A decisão judicial também destrói o discurso do empresário Flávio Rocha, dono da Guararapes/Riachuelo, que costuma dizer que o Pro-sertão é um sonho que teve de, um belo dia, transformar o sertão potiguar numa região semelhante a da Galícia, na Espanha.

Na única audiência de instrução que ocorreu durante o processo, o próprio diretor industrial da Guararapes Jairo Amorim já havia desmentido o chefe em depoimento que ajudou a Justiça a chegar à conclusão óbvia: de que o pro-Sertão é, na realidade, o que na região Nordeste se costuma chamar de “arrumadinho” para ajudar uma única empresa a aumentar seus lucros.

O depoimento de Amorim foi registrado, à época, pelo portal da agência Saiba Mais, em 3 de fevereiro de 2018. De acordo com ele, a motivação para a criação do Pro-Sertão foi comercial, e não social. Amorim explicou que, naquele período, o grupo Guararapes importava produtos tipo calças jeans e sarja da China e de outros países asiáticos. No entanto, o tempo de entrega girava em torno de seis meses, muito alto para o custo da empresa. Por sua vez, a Guararapes só costurava tecidos leves. Devido ao longo tempo para a entrega, havia sobras de alguns modelos e ausência de outros, o que influía diretamente nas vendas. Diante do prejuízo, teria sido do próprio Jairo Amorim a ideia de trazer a produção para o Brasil:

 – Em função disso, apresentei à empresa que era melhor repatriar produtos porque ganhava em tempo de entrega. Reduzimos de seis meses para 45 dias com as oficinas de costura e, (produzindo) em outros Estados, recebíamos com 60 dias. Percebendo isso, a empresa aprovou a proposta e começamos a verificar o potencial que já havia em algumas oficinas do interior que não temos na Guararapes. E fui ao interior verificar se essas oficinas eram legais. Me surpreendi com o nível das oficinas. A primeira que visitei foi em Acari. Aprovado o modelo (do programa Pro-Sertão) pelo Governo do Estado, via secretaria de Desenvolvimento Econômico, vimos a oportunidade de fomento industrial.

Governadora Fátima Bezerra e diretor industrial da Guararapes Jairo Amorim

Não há dúvidas de que o “sincericídio” do diretor da Guararapes ajudou o juiz a chegar à decisão.

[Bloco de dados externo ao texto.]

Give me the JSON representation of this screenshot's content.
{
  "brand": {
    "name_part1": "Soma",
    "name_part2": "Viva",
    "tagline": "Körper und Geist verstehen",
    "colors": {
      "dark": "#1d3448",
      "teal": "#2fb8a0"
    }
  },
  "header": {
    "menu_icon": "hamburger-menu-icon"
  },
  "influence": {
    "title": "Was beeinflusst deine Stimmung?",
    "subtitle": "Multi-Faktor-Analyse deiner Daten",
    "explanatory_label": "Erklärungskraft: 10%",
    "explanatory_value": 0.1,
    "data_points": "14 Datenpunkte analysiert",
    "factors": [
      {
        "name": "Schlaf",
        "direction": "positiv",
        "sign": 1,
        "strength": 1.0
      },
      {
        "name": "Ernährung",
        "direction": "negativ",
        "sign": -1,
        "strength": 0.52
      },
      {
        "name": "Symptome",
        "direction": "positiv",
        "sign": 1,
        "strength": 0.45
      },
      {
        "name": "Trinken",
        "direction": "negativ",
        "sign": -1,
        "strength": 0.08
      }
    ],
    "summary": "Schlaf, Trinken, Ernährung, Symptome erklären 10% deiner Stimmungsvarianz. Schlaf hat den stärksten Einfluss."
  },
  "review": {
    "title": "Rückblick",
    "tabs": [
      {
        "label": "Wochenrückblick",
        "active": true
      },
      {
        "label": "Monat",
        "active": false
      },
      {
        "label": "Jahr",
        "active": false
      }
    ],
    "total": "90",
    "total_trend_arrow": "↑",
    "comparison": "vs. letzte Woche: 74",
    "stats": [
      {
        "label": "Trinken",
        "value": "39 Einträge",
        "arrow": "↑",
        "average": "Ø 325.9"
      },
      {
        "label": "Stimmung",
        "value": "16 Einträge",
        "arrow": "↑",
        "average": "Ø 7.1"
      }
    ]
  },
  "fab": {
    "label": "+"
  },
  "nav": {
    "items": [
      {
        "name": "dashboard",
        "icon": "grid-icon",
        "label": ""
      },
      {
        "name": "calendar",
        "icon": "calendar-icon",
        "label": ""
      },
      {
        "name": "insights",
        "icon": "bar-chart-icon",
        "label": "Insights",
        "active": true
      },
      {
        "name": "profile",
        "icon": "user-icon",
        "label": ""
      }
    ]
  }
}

Aliás, o Rio Grande do Norte já sabe o que o Ministério Público e a Justiça acham do pro-Sertão. Mas ainda não tem ideia do que a governadora Fátima Bezerra (PT) pensa a respeito.

Não há uma linha ou declaração da governadora sobre o Pro-Sertão após a decisão que condenou a empresa estabelecida no Rio Grande do Norte que recebe incentivos fiscais há mais tempo no Estado, desde 1959.

Desde a campanha eleitoral, Fátima tem demonstrado com palavras e gestos que deseja construir um Governo parceiro dos empresários. A aproximação da Fiern logo na fase de transição e o aceno na direção da melhoria do Proadi, ampliando os benefícios para pequenas e médias empresas, fazem parte desta estratégia.

Das boas parcerias, no entanto, se espera reciprocidade.

E segundo as palavras de um juiz do trabalho, a Guararapes se beneficiou do Estado e não devolveu os benefícios à sociedade.

Atualmente, 61 pequenas fábricas de costura estão cadastradas no programa.

O mínimo que o Rio Grande do Norte espera é que Fátima Bezerra, a primeira governadora de origem popular do Estado, corrija a rota de um programa que se vendia popular, mas que só serviu para ampliar os lucros de uma empresa que há 60 anos já se beneficia do Estado.